In reality, your owner is writing to let you know that he sold your building, and that the folks that bought it are planning to move in at the expiration of your lease! Now you are faced with a costly relocation and the loss of a substantial amount of improvements that you have made to his building.

Just how did this happen, why would an owner do this, and what should you do in your next lease or lease renewal to prevent this from occurring again?

How this can happen. On three separate occasions, recently, my clients have been on the receiving end of the news above. It is devastating! Fortunately, in all three cases, enough time remained on the lease that we were able to maneuver and find new quarters or negotiate a short term renewal. But what if the opposite was true? The business could have been adversely affected...or worse fatally affected. Can an owner really do this to you...his faithful tenant? An owner can absolutely do this to you. After all, you, as the tenant, can play cagey up until your lease expires, move out and leave the owner high and dry. The owner can do the same to you with the only caveat being the new owner buys the building subject to your lease...in other words, the new owner can't simply cancel your lease , but can opt not to renew your lease.

Why an owner would do this. Simple. The owner doesn't want to own the building anymore.  Frequently, the owner needs to monetize the equity contained in the building for an estate tax obligation, to retire another debt, to satisfy the maturation of a loan on the building, or because he can't refinance an existing loan on the building. An owner can now recover his equity from a sale even if he overpaid for the building in 2006-2008 as values have recovered nicely from the doldrums of 2009, 10, and 11.
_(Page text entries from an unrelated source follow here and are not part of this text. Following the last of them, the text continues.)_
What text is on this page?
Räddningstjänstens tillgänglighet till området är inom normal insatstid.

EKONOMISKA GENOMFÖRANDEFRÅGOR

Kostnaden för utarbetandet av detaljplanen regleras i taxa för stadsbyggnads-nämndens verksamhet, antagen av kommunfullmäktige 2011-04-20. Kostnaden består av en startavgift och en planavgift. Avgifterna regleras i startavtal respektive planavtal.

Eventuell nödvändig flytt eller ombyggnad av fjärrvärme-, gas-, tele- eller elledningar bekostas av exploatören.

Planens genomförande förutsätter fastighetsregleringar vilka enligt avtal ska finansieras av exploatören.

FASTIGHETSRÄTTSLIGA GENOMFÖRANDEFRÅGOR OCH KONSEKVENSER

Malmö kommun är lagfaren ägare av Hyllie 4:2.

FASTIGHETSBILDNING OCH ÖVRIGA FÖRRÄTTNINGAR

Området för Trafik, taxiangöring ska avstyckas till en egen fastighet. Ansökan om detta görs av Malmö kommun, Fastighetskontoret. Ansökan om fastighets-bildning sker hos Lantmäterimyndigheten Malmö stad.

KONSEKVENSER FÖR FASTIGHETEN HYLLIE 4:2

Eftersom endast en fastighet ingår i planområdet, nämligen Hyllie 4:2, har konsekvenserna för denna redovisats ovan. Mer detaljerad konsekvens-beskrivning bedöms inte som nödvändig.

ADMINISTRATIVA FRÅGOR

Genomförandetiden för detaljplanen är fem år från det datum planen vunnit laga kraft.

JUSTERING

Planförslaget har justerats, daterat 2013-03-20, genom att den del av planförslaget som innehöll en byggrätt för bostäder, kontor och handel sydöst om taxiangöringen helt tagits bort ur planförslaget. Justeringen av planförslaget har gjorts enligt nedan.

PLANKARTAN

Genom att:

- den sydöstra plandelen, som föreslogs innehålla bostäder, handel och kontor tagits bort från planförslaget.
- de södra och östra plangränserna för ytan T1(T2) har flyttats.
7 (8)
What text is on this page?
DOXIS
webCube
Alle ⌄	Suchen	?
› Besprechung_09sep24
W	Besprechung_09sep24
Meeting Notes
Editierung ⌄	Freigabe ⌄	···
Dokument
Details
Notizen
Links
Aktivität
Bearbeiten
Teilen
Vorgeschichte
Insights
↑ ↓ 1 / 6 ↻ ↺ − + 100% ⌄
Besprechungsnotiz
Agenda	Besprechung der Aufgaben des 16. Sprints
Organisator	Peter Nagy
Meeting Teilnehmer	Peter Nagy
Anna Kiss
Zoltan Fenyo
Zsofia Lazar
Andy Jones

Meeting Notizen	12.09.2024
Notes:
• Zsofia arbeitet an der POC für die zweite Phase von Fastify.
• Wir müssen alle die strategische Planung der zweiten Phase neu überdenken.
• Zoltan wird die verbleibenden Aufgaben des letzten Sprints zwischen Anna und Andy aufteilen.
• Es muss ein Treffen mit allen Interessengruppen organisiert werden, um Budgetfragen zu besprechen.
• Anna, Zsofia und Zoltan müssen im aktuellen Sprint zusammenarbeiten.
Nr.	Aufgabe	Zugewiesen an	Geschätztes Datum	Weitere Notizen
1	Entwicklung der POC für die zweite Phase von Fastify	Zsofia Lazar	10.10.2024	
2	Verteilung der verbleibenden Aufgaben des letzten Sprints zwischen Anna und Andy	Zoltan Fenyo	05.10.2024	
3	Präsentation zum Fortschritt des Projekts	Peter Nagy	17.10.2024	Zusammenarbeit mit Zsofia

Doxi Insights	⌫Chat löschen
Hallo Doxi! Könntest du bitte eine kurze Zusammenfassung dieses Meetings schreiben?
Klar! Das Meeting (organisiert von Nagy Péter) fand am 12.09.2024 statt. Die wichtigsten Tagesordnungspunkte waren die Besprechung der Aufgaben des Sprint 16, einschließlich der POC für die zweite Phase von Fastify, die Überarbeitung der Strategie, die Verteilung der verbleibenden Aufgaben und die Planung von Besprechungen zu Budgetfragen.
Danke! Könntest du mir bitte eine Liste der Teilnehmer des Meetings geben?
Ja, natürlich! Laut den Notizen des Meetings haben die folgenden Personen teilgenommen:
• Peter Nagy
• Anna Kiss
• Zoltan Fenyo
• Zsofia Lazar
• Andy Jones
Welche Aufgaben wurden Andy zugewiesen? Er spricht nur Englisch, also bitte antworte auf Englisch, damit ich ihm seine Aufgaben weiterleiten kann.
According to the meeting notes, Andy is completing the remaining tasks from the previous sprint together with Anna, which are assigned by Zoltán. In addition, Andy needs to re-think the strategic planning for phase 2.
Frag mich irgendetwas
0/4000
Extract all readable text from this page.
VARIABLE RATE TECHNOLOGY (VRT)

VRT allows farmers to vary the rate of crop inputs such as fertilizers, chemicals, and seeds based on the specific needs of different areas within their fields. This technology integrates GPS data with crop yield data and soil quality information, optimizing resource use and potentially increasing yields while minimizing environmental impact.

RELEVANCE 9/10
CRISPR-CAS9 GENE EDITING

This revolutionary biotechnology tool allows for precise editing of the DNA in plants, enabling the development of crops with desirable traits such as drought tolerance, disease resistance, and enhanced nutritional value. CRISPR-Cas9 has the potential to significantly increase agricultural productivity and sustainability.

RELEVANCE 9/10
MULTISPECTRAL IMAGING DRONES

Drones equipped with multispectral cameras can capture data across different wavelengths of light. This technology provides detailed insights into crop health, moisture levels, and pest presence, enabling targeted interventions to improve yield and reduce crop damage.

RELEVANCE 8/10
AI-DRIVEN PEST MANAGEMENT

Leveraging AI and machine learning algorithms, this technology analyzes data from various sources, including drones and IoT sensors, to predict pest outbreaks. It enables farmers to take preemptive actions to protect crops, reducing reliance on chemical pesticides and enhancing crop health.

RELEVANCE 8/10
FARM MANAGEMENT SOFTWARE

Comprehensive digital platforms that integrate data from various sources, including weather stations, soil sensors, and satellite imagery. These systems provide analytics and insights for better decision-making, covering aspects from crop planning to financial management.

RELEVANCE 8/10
What you should do to prevent this from occurring. The first thing to do is realize that you are the best buyer for his building because you occupy the real estate and have paid rent on the premises for a number of years. Assuming you want to buy the building and can finance the purchase or write a check for the amount of the purchase, you are a seller's dream! Make sure you constantly remind the owner of your desire to buy the building if she ever wants to sell the building. Send the owner a letter or an email once a year to memorialize your interest.

Secondly, don't wait too long to engage your owner in a lease renewal conversation. If you want to stay and renew your lease, a year in advance of an expiration is not too soon. If your owner is reluctant to discuss an early renewal, your terror alert should read Decon 4...something is up!

The last thing, I would recommend is to consider your renewal rights and request a right of first refusal, the right of first offer, or an option to purchase the building when you negotiate a new lease or a lease renewal extension. At a minimum, you should have a market rate option to extend the lease for a term commensurate with the term of your original lease.